The aim is to get lower prices for each state from larger projects.

“We're navigating these challenges in the offshore wind industry very carefully to ensure that we can secure these clean energy resources at prices that are competitive and that are affordable for our ratepayers,” said Katie Dykes, the commissioner of Connecticut's Department of Energy & Environmental Protection.

Ørsted also delivered some positive news with a decision to build the Revolution Wind project, which will serve Rhode Island and Connecticut.

In New York, South Fork Wind is under construction for New York’s Long Island publicly-owned utility with components heading from a Connecticut port to be installed. Vineyard Wind I for Massachusetts is also moving forward.

Maryland is grappling with Ørsted’s financial woes. The company has asked the state’s utility regulator to let the company keep more of its federal tax incentives.

“We would like to avoid the interruptions witnessed in the Atlantic coastal states, but we also want to remain vigilant of any additional costs shouldered by rate-payers,” said Maryland Energy Administration Director Paul Pinsky.

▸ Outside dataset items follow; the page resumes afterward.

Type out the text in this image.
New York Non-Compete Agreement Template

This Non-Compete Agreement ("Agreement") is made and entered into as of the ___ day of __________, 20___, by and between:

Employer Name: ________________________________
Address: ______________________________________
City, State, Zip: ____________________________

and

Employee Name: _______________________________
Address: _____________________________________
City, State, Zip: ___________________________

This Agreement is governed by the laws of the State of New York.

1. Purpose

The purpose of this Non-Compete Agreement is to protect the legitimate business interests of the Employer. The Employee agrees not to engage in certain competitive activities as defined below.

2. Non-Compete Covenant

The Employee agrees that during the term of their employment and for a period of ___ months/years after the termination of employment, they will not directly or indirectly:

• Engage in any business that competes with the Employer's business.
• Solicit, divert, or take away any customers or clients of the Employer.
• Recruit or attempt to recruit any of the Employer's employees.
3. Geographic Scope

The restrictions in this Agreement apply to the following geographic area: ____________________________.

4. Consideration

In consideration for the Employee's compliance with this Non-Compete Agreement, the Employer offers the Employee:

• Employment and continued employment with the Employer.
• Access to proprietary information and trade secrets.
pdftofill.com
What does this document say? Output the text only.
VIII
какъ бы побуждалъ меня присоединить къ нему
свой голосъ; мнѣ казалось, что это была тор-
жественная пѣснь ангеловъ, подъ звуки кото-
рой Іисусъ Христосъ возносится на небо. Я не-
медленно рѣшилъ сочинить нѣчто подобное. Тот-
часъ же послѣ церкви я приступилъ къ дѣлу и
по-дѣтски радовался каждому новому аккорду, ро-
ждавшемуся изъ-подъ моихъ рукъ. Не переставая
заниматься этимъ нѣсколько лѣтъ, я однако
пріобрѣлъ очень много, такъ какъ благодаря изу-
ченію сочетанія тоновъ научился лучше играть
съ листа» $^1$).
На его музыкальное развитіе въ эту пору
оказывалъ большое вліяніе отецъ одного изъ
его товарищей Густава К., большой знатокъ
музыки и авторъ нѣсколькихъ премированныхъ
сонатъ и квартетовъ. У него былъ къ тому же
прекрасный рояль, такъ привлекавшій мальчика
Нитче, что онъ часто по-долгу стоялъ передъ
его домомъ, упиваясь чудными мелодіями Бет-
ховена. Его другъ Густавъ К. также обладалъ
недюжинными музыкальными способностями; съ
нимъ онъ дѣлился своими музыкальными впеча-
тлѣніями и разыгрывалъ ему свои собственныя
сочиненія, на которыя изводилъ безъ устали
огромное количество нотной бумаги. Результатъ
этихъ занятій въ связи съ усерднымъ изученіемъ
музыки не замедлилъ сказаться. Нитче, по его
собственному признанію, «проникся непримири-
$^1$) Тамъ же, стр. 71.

For now, New York has the largest amount of offshore wind power under contract and major promises from General Electric companies to build factories for blades and nacelles, the inner guts of the turbine that transform the energy from the spinning blades into electricity. To make the factories viable, the state is putting in $300 million and energy companies have promised to buy parts from GE.

At one time, GE considered putting a facility at New Jersey’s much-heralded “wind port,” a flagship part of Murphy’s offshore wind plans. But that didn’t happen. New Jersey officials have spent hundreds of millions of dollars preparing ports for offshore wind. State Republicans are now calling for an examination of this spending.

States have been competing to secure the U.S. supply chain for the nascent industry, linking in-state investments to bid evaluations and offering subsidies for port and other projects.

But Zalcman, of New York’s wind alliance, said that should start to change after the New Jersey cancellations.

“It’s more of a clarion call for the region to work together and for states not to try and go it alone,” he said. “We’re all dependent on the supply chain maturing without disruption.”

Environmental advocates and other boosters of the industry are undaunted by rising costs and uncertainty. Offshore wind, once it’s up and running, would help insulate electricity prices from volatility in the oil and gas market, they say.

Ironically for Northeastern Democrats who have been competing for wind projects, the largest offshore wind project that is on track is in Virginia — a state with a Republican governor.